Cross-border law on inheritance : towards new solutions

Cross-border law on inheritance : towards new solutions
Determining the law (and taxes) applicable to cross-border inheritance estate can be somewhat complex. Inheritance of a deceased person is, for instance, considered cross-border if a person domiciled in a country dies in another country, or if such person owned estate assets in another country.
Basic rules are complex
In most countries, the basic principle is that a person’s estate is governed by the law of the country where such person resided permanently, at the time of his/her death.
This rule can of course have drawbacks :

  • Uncertainty for people who often change work or residence, or who have domiciles in more than one country
  • Difficulty to organise estate planning (it is not easy to know, in advance, where we will be domiciled in a number of years, for example when we retire. In addition, for those people who have taken out life insurance policies or made gifts or donations, it is difficult to know how these contracts or gifts will be treated under a foreign law)

This rule is rendered even more complex in the light of international private law applicable in each country. In France, for example, the basic rule for a person who lives outside of France and who owns assets in France, is that his/her inheritance will be governed by French law but only as far as his/her real estate assets located in France are concerned, and that inheritance will be governed by the law of the country of his/her last residence for all other assets (« personal property »).
In this case, two inheritance processes will be necessary in two different countries (and possibly more, if other real estate assets are owned in other countries).
Things are even more complex when we get into details : determining whether certain types of assets are real estate assets or personal assets can prove technical (e.g. shares of companies which hold real estate assets), and will require specialised legal advice (in consideration, notably, of the law applicable in each country, as well as international bilateral tax treaties).
Avoiding these rules, which few people understand, although they can have significant impact, was impossible : depending on the applicable law, transmission rights (who inherits ? to what extent ?), the amount of inheritance duties (calculation method and taxation basis) may indeed considerably vary.
The American wife of a person residing in Brussels, owner of an apartment in Paris, may for instance understand with difficulty that the will signed by her husband in the USA, whereby she is awarded his wealth, is likely not to fully apply in France, the Paris apartment being, under French law, subject to French Civil code rules (the ownership of the apartment will be divided between all heirs as joint owners, i.e. the wife and all children).
European law now offers alternatives
It is today possible to plan things and make a choice : Since 17 August 2015, French law (in furtherance of European Union regulation No. 650/2012 of 4 July 2012), now allows to choose, as an alternative to the law of one’s last domicile, the law of one’s nationality, even outside European Union.
This will not only allow estate planning (and to choose, for instance, inheritance law of a country which better complies with one’s will, in favour of certain persons), but will also simplify the entire inheritance process, which can be subject to one single law, even if assets are held in different countries.
New regulations have numerous advantages
Choosing applicable law (« Professio Juris ») can have significant advantages and considerably simplify heirs’ task.
As an example, a Franco-American citizen resident of France is now able to choose American law to govern his entire estate.
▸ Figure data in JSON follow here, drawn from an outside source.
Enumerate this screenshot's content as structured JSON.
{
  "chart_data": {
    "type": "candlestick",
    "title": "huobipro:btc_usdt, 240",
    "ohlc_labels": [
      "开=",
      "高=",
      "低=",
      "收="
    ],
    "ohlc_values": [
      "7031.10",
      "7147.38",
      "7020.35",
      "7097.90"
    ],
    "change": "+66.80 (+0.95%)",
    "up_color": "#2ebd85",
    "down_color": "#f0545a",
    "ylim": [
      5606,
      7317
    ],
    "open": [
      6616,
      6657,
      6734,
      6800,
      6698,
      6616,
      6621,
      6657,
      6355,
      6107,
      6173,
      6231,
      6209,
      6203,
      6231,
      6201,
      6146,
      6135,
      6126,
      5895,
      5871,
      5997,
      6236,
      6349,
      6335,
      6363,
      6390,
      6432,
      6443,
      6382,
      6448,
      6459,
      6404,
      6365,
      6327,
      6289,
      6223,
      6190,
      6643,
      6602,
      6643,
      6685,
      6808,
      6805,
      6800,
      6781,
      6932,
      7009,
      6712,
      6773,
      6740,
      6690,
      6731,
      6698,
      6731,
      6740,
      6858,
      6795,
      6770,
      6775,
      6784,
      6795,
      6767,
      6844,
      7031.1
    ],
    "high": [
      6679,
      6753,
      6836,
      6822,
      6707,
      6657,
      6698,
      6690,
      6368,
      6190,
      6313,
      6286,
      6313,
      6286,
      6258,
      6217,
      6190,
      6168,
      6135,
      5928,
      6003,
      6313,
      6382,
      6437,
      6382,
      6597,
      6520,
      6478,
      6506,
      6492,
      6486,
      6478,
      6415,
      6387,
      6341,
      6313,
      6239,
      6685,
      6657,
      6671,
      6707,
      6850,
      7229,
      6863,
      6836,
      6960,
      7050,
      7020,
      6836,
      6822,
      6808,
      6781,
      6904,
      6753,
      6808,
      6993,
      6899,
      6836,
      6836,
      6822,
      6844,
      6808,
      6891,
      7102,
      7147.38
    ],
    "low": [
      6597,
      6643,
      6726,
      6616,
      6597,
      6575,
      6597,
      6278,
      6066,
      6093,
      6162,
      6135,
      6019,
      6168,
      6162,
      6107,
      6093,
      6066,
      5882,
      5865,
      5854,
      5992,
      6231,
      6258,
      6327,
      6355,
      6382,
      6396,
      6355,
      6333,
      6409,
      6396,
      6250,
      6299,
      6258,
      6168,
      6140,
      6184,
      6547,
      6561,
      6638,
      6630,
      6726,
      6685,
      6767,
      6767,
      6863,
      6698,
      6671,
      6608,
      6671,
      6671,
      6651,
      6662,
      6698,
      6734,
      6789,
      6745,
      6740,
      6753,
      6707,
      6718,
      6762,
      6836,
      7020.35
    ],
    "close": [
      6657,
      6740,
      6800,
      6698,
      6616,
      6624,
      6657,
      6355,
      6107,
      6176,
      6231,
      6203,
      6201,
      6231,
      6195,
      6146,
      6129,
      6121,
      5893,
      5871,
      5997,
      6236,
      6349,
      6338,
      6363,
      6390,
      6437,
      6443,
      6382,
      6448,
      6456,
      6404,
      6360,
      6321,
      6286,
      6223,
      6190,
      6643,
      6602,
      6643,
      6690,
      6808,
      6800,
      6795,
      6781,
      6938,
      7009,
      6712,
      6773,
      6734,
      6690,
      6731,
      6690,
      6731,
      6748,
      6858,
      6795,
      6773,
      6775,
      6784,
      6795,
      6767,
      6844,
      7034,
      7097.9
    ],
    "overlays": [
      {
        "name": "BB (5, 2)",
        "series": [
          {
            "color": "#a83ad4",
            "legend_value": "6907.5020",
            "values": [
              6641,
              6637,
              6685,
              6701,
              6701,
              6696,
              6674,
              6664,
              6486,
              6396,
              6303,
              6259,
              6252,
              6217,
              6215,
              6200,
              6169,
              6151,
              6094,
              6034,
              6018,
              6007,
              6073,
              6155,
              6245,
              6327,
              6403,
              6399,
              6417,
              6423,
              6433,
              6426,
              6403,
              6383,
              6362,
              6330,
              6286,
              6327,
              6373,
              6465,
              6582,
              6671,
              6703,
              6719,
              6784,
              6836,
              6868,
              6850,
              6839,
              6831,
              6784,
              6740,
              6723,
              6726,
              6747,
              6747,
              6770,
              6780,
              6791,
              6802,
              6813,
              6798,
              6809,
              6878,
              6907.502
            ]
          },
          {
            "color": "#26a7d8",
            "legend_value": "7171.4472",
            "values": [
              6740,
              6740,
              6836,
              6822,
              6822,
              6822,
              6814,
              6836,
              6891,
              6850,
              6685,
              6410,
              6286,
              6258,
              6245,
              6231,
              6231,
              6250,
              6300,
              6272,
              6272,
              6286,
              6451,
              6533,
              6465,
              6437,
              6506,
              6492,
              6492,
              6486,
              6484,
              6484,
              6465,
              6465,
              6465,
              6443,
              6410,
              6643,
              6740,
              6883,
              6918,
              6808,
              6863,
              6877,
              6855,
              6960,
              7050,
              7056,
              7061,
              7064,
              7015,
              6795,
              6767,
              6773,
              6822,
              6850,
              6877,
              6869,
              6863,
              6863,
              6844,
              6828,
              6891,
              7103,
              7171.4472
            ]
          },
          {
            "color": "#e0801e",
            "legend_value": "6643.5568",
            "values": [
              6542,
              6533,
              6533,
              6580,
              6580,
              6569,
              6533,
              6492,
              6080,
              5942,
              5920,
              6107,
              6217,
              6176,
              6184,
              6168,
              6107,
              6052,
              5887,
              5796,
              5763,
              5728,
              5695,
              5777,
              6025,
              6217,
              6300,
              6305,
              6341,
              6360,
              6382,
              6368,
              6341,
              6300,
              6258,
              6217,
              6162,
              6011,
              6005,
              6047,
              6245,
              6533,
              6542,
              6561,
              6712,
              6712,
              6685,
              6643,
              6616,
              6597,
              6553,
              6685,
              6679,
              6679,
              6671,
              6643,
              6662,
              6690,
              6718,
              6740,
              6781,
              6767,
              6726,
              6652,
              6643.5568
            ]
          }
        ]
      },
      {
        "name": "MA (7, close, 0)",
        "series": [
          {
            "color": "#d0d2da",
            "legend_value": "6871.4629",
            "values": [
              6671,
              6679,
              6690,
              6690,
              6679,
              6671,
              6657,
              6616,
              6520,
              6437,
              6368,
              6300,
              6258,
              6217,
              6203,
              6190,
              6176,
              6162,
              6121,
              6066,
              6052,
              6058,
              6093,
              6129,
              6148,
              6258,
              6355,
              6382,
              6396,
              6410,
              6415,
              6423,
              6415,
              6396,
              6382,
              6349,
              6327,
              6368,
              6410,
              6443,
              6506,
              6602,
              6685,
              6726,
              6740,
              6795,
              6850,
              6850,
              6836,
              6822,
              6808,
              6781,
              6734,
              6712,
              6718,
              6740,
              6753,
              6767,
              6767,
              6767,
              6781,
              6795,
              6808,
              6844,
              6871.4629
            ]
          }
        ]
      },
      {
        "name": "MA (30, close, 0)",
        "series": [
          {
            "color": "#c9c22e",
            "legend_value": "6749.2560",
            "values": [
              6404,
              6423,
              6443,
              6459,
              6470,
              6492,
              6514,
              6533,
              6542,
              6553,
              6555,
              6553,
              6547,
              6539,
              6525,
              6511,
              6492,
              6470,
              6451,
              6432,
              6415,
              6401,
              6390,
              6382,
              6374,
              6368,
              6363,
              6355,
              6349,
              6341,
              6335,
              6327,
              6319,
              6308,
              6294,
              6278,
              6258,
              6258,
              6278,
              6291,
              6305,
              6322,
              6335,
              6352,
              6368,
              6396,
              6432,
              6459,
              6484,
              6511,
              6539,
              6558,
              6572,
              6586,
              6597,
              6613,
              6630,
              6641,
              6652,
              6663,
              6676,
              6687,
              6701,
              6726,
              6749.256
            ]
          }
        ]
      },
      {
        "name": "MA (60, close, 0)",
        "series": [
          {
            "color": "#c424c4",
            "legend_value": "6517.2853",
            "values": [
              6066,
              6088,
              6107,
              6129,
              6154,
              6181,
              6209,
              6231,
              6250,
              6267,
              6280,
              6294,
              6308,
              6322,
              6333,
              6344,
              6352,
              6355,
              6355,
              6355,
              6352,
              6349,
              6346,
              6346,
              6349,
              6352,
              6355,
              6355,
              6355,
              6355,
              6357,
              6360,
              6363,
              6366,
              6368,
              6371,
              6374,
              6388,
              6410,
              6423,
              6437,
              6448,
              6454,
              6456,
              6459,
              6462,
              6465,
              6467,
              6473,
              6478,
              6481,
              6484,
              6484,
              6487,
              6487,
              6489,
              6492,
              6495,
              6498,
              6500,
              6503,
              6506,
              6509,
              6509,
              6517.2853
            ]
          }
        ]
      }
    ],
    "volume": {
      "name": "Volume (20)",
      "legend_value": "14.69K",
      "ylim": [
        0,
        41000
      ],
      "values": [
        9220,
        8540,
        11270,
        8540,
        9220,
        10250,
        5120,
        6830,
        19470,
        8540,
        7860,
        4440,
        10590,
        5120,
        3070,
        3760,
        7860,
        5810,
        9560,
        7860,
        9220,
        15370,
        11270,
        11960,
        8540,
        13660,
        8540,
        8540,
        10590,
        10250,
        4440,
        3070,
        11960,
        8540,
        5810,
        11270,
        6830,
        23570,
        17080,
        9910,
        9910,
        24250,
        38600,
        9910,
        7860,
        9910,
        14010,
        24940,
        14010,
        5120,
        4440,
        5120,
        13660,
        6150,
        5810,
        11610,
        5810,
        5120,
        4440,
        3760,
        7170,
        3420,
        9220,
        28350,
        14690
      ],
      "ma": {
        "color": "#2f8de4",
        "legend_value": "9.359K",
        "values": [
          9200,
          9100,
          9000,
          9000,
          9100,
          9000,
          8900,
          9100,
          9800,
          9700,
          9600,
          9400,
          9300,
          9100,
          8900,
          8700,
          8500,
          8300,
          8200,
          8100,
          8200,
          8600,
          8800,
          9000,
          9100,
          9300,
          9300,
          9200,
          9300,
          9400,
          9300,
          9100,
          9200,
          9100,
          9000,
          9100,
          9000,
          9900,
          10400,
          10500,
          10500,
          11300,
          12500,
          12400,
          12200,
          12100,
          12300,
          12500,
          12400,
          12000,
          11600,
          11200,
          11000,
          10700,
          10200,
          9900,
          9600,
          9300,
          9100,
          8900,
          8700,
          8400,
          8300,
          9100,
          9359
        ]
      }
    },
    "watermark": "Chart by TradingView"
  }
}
Such choice can be made through a simple will.
People with more than one nationality can even have more favourable choice.
Besides, the nationality which can be chosen is the nationality at the time the will is signed, or the one at the time of death (which seems to allow people to change nationalities in the meantime).
Do not confuse civil and tax laws
One should however be careful : the Professio Juris choice only applies to civil law (inheritance rules), and not tax law (inheritance duties and taxes). Inheritance can therefore be governed by a foreign law, further to Professio Juris, but the real estate part located in France can be taxed in France.
In other words, the choice only applies to civil aspects of inheritance process, being ; who inherits, to what extent, which formalities are necessary, powers granted to heirs and trustees, liabilities of heirs, partition rules, etc.).
Depending on each country, inheritance duties might be payable in several countries, even if one single law is applicable to inheritance (in France for example, inheritance duties are payable if the deceased person was domiciled in France or if one of his heirs resides in France).
Double taxation is usually sorted out through tax credit schemes, in accordance with existing bilateral tax treaties.
It is important to note that any choice of law should be made in consideration of other matters such as the existence of a wedding contract, potential donations, life insurance contracts or potential wills.
Who do these new rules apply to ?
The EU regulation applies to anyone (including non-EU nationals) living, at the time of his/her death, in an EU member state (United Kingdom, Ireland and Denmark excepted).
As an example, the inheritance of a French citizen who lived in Spain at the time of his death will be governed by Spanish law (both countries being EU member states and part to the regulation). This citizen can now choose that his inheritance will be subject to French law. If this person happens to also be a Lebanese citizen, he can choose that Lebanese law will rule his entire estate.
Second example : A Chinese citizen who lives in France can choose, in his will, that his inheritance estate will be governed by Chinese law, as opposed to French law which would normally apply.
It is therefore important to consider your wealth, legal and fiscal situation with your counsel, in particular if you reside abroad and own assets in France, before making a choice. In case no choice is made, basic principles will apply as before.